The Sound of Breaking Glass – Joyce Cheng
Joyce Cheng’s tale of a reclusive old man’s odd habit of making wind chimes is a fun and charming reversal of brownie folk tale. What’s more, the ecological subtext makes it a story that has a lot to say to the modern world that is so often in opposition with nature.
A Single Year – Csilla Kleinheincz
In a neat twist on the traditional love story, Kleinheincz explores the devastating and tragic effects that having an oracle in the family can have on your love life. Filled with pathos and moving emotion, it’s a hard-hitting and powerful story.
Nira and I – Shwets Narayan
Another story that has a folkloric feel to it, “Nira and I” begins with harsh, violent darkness and gradually builds an atmosphere of hope as people learn to fight the mists of despair and fear through the power of dance.
Nothing Happened in 1999 – Fábio Fernandes
A witty, faintly satirical what-if sci-fi about time travel development and its social history. It’s short, sweet, and will keep you thinking.
Shadow – Tade Thompson
Thompson works his own distinctive dark style with this mystical story of the importance of the shadow and the dangers of losing – and misusing – this vital, and inscrutable, part of oneself.

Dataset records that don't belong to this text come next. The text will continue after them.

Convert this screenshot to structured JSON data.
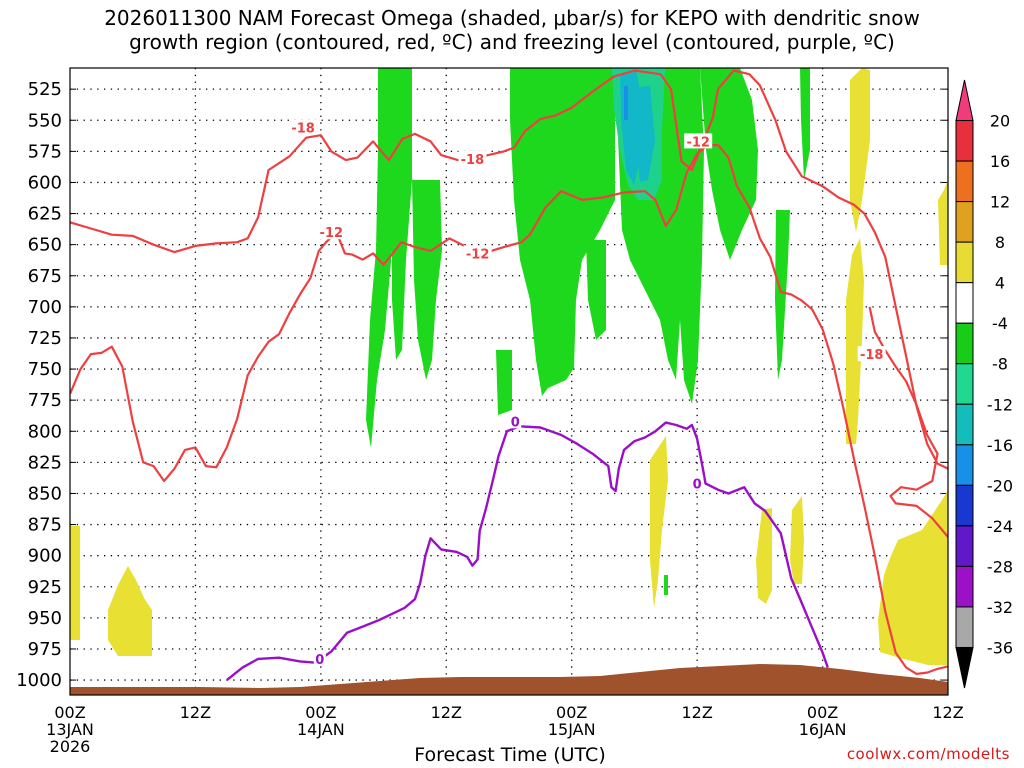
{
  "chart_data": {
    "type": "heatmap",
    "title_line1": "2026011300 NAM Forecast Omega (shaded, μbar/s) for KEPO with dendritic snow",
    "title_line2": "growth region (contoured, red, ºC) and freezing level (contoured, purple, ºC)",
    "xlabel": "Forecast Time (UTC)",
    "credit": "coolwx.com/modelts",
    "x_hours_range": [
      0,
      84
    ],
    "pressure_range_hpa": [
      1012,
      508
    ],
    "y_ticks": [
      525,
      550,
      575,
      600,
      625,
      650,
      675,
      700,
      725,
      750,
      775,
      800,
      825,
      850,
      875,
      900,
      925,
      950,
      975,
      1000
    ],
    "x_ticks": [
      {
        "hour": 0,
        "lines": [
          "00Z",
          "13JAN",
          "2026"
        ]
      },
      {
        "hour": 12,
        "lines": [
          "12Z"
        ]
      },
      {
        "hour": 24,
        "lines": [
          "00Z",
          "14JAN"
        ]
      },
      {
        "hour": 36,
        "lines": [
          "12Z"
        ]
      },
      {
        "hour": 48,
        "lines": [
          "00Z",
          "15JAN"
        ]
      },
      {
        "hour": 60,
        "lines": [
          "12Z"
        ]
      },
      {
        "hour": 72,
        "lines": [
          "00Z",
          "16JAN"
        ]
      },
      {
        "hour": 84,
        "lines": [
          "12Z"
        ]
      }
    ],
    "colorbar": {
      "labels": [
        "20",
        "16",
        "12",
        "8",
        "4",
        "-4",
        "-8",
        "-12",
        "-16",
        "-20",
        "-24",
        "-28",
        "-32",
        "-36"
      ],
      "colors": [
        "#f03c7a",
        "#e8303c",
        "#ec7020",
        "#e0a020",
        "#e8dc34",
        "#ffffff",
        "#18cc18",
        "#20d890",
        "#14bcbc",
        "#1890e8",
        "#1838d0",
        "#6018c8",
        "#9c10c8",
        "#a8a8a8",
        "#000000"
      ]
    },
    "shading_colors": {
      "green": "#1ed81e",
      "teal": "#1ed28c",
      "cyan": "#12b8c8",
      "yellow": "#e8e032",
      "terrain": "#a0522d"
    },
    "contour_colors": {
      "dendritic": "#ee4040",
      "freezing": "#9a10c8"
    },
    "contour_labels": [
      {
        "text": "-18",
        "hour": 22.3,
        "p": 556
      },
      {
        "text": "-18",
        "hour": 38.5,
        "p": 581
      },
      {
        "text": "-12",
        "hour": 25,
        "p": 640
      },
      {
        "text": "-12",
        "hour": 39,
        "p": 657
      },
      {
        "text": "-12",
        "hour": 60.1,
        "p": 567
      },
      {
        "text": "-18",
        "hour": 76.7,
        "p": 738
      },
      {
        "text": "0",
        "hour": 42.6,
        "p": 792
      },
      {
        "text": "0",
        "hour": 23.9,
        "p": 983
      },
      {
        "text": "0",
        "hour": 60,
        "p": 842
      }
    ],
    "dendritic_contours": [
      {
        "name": "-18 upper",
        "points": [
          [
            0,
            632
          ],
          [
            2,
            637
          ],
          [
            4,
            642
          ],
          [
            6,
            643
          ],
          [
            8,
            650
          ],
          [
            10,
            656
          ],
          [
            12,
            651
          ],
          [
            14,
            649
          ],
          [
            16,
            648
          ],
          [
            17,
            645
          ],
          [
            18,
            628
          ],
          [
            19,
            590
          ],
          [
            21,
            579
          ],
          [
            22.6,
            564
          ],
          [
            24,
            562
          ],
          [
            25,
            575
          ],
          [
            26.4,
            582
          ],
          [
            27.5,
            580
          ],
          [
            29,
            567
          ],
          [
            30.5,
            582
          ],
          [
            31.8,
            565
          ],
          [
            33,
            561
          ],
          [
            34.5,
            567
          ],
          [
            35.5,
            578
          ],
          [
            37.5,
            583
          ],
          [
            39.5,
            579
          ],
          [
            41.5,
            575
          ],
          [
            42.5,
            572
          ],
          [
            43.5,
            559
          ],
          [
            45,
            549
          ],
          [
            46.5,
            546
          ],
          [
            48,
            540
          ],
          [
            50,
            527
          ],
          [
            52,
            515
          ],
          [
            54,
            510
          ],
          [
            56.5,
            513
          ],
          [
            57.5,
            525
          ],
          [
            58.5,
            583
          ],
          [
            59.5,
            590
          ],
          [
            60.2,
            575
          ],
          [
            61.5,
            548
          ],
          [
            62,
            525
          ],
          [
            63.5,
            510
          ],
          [
            65,
            513
          ],
          [
            66,
            522
          ],
          [
            67.5,
            550
          ],
          [
            68.5,
            575
          ],
          [
            70,
            595
          ],
          [
            72,
            603
          ],
          [
            73.5,
            612
          ],
          [
            75,
            618
          ],
          [
            76,
            625
          ],
          [
            77,
            640
          ],
          [
            78,
            660
          ],
          [
            79,
            700
          ],
          [
            80,
            740
          ],
          [
            81,
            780
          ],
          [
            82,
            810
          ],
          [
            83,
            826
          ],
          [
            84,
            830
          ]
        ]
      },
      {
        "name": "-12 middle",
        "points": [
          [
            0,
            770
          ],
          [
            1,
            750
          ],
          [
            2,
            738
          ],
          [
            3,
            737
          ],
          [
            4,
            732
          ],
          [
            5,
            748
          ],
          [
            6,
            792
          ],
          [
            7,
            825
          ],
          [
            8,
            828
          ],
          [
            9,
            840
          ],
          [
            10,
            830
          ],
          [
            11,
            815
          ],
          [
            12,
            813
          ],
          [
            13,
            828
          ],
          [
            14,
            829
          ],
          [
            15,
            813
          ],
          [
            16,
            790
          ],
          [
            17,
            755
          ],
          [
            18,
            740
          ],
          [
            19,
            728
          ],
          [
            20,
            722
          ],
          [
            21,
            705
          ],
          [
            22,
            690
          ],
          [
            23,
            677
          ],
          [
            23.8,
            655
          ],
          [
            24.5,
            648
          ],
          [
            25.5,
            640
          ],
          [
            26.3,
            657
          ],
          [
            27,
            658
          ],
          [
            28,
            662
          ],
          [
            29,
            657
          ],
          [
            30,
            666
          ],
          [
            30.8,
            658
          ],
          [
            31.7,
            648
          ],
          [
            33,
            652
          ],
          [
            34.5,
            655
          ],
          [
            36.3,
            645
          ],
          [
            37.5,
            650
          ],
          [
            39.5,
            657
          ],
          [
            41.5,
            652
          ],
          [
            43.2,
            648
          ],
          [
            44,
            642
          ],
          [
            45.5,
            620
          ],
          [
            47,
            607
          ],
          [
            49,
            614
          ],
          [
            51,
            612
          ],
          [
            53,
            608
          ],
          [
            55,
            607
          ],
          [
            56,
            614
          ],
          [
            57,
            635
          ],
          [
            58,
            622
          ],
          [
            59,
            592
          ],
          [
            60,
            577
          ],
          [
            61,
            570
          ],
          [
            62,
            570
          ],
          [
            63,
            580
          ],
          [
            63.8,
            603
          ],
          [
            65,
            620
          ],
          [
            66,
            645
          ],
          [
            67,
            660
          ],
          [
            68,
            688
          ],
          [
            69,
            690
          ],
          [
            70,
            695
          ],
          [
            71,
            702
          ],
          [
            72,
            718
          ],
          [
            73,
            745
          ],
          [
            74,
            782
          ],
          [
            75,
            822
          ],
          [
            76,
            860
          ],
          [
            77,
            900
          ],
          [
            78,
            945
          ],
          [
            79,
            978
          ],
          [
            80,
            990
          ],
          [
            81,
            995
          ],
          [
            82,
            994
          ],
          [
            83,
            991
          ],
          [
            84,
            989
          ]
        ]
      },
      {
        "name": "-18 lower right",
        "points": [
          [
            76.5,
            700
          ],
          [
            77,
            720
          ],
          [
            78,
            735
          ],
          [
            79,
            748
          ],
          [
            80,
            760
          ],
          [
            81,
            779
          ],
          [
            82,
            803
          ],
          [
            83,
            818
          ],
          [
            82.5,
            840
          ],
          [
            81,
            847
          ],
          [
            79.5,
            845
          ],
          [
            78.5,
            852
          ],
          [
            79,
            858
          ],
          [
            81,
            860
          ],
          [
            82.5,
            870
          ],
          [
            84,
            885
          ]
        ]
      }
    ],
    "freezing_contours": [
      {
        "name": "0 main",
        "points": [
          [
            15,
            1000
          ],
          [
            16.5,
            990
          ],
          [
            18,
            983
          ],
          [
            20,
            982
          ],
          [
            22,
            985
          ],
          [
            23.5,
            986
          ],
          [
            25,
            977
          ],
          [
            26.5,
            962
          ],
          [
            28,
            957
          ],
          [
            29.5,
            952
          ],
          [
            31,
            946
          ],
          [
            32,
            942
          ],
          [
            33,
            935
          ],
          [
            33.5,
            922
          ],
          [
            34,
            900
          ],
          [
            34.5,
            886
          ],
          [
            35.5,
            895
          ],
          [
            37,
            897
          ],
          [
            38,
            901
          ],
          [
            38.5,
            908
          ],
          [
            39,
            903
          ],
          [
            39.2,
            880
          ],
          [
            39.8,
            862
          ],
          [
            40.5,
            838
          ],
          [
            41,
            820
          ],
          [
            41.8,
            800
          ],
          [
            43,
            796
          ],
          [
            45,
            797
          ],
          [
            47,
            803
          ],
          [
            48.5,
            810
          ],
          [
            50,
            818
          ],
          [
            51.5,
            828
          ],
          [
            51.8,
            845
          ],
          [
            52.2,
            848
          ],
          [
            52.5,
            830
          ],
          [
            53,
            815
          ],
          [
            54,
            808
          ],
          [
            55,
            805
          ],
          [
            56,
            800
          ],
          [
            57,
            793
          ],
          [
            58,
            795
          ],
          [
            59,
            798
          ],
          [
            59.5,
            795
          ],
          [
            60,
            806
          ],
          [
            60.5,
            828
          ],
          [
            60.8,
            842
          ],
          [
            62,
            847
          ],
          [
            63,
            850
          ],
          [
            64.5,
            845
          ],
          [
            65.5,
            858
          ],
          [
            66.5,
            864
          ],
          [
            67,
            870
          ],
          [
            68,
            882
          ],
          [
            68.5,
            900
          ],
          [
            69,
            918
          ],
          [
            70,
            938
          ],
          [
            71,
            958
          ],
          [
            72,
            978
          ],
          [
            72.5,
            990
          ]
        ]
      }
    ]
  }
}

Shibuya no Love – Hannu Rajaniemi
In this near-future tale of teenagehood, Rajaniemi explores the limits of cyberdating through what can only be described as virtual reality Tinder with a dash of a glimpse of the future. It’s clever, thought-provoking stuff that prods both at shallowness and at the mystery of romance. How far is a relationship worth it if you know how it will pan out from the very beginning?
Maquech – Silvia Moreno-Garcia
This unexpected gem is a slow burner, following an exotic pet dealer as he grows fond of a beetle he is trying to sell. Moreno-Garcia does an excellent job of depicting the dealer’s frustration and the emotional warmth that grows with what is essentially ambulatory jewellery.
The New Neighbours – Tim Jones
In a sweet, if heavy-handed metaphor for xenophobia, Jones follows the acceptance, or lack thereof, of an alien family in suburban New Zealand. It plays out as an interesting fish-out-of-water drama that occasionally seems overoptimistic, but the source of the aliens’ eventual acceptance injects a sobering dash of cynicism into the mix.
From the Lost Diary of TreeFrog7 – Nnedi Okorafor
A real highlight of this eco-scifi of otherworldly explorers is the neat worldbuilding, built through intriguing zoological entries and a vivid sense of the characters’ inner world. In an apparently cyber-bionic rainforest, two married explorers must put their trust in each other and themselves to the test in order to complete their mission, weaving in themes of kinship, humanity, and the sometimes thin divide between knowledge, reality, and madness.
The Slows – Gail Hareven trans Yaacov Jeffrey Green
In a more dystopic vision of the future, Hareven imagins modern humans seen from perspective of the evolutionary step that will replace us. An uncomfortable exploration of the “Übermensch” mentality and the way more “advanced” civilisations look down on those different to them as if inferior ensues, and also asks another deep question about the human condition – how human is someone if they have no childhood?
Electric Sonalika – Samit Basu
One of the highlights of the collection, this dark take on the Cinderella tale set in a technological uprising is both a clever updating of an age-old tale, but also a deeply unsettling story about breaking free of an abusive relationship.
And those are just the highlights! As with the last collection of Apex World Sci-Fi, there’s something to suit every taste here. No matter what flavour of science-fiction or fantasy you like, you’ll find a gem or two here. Highly recommended.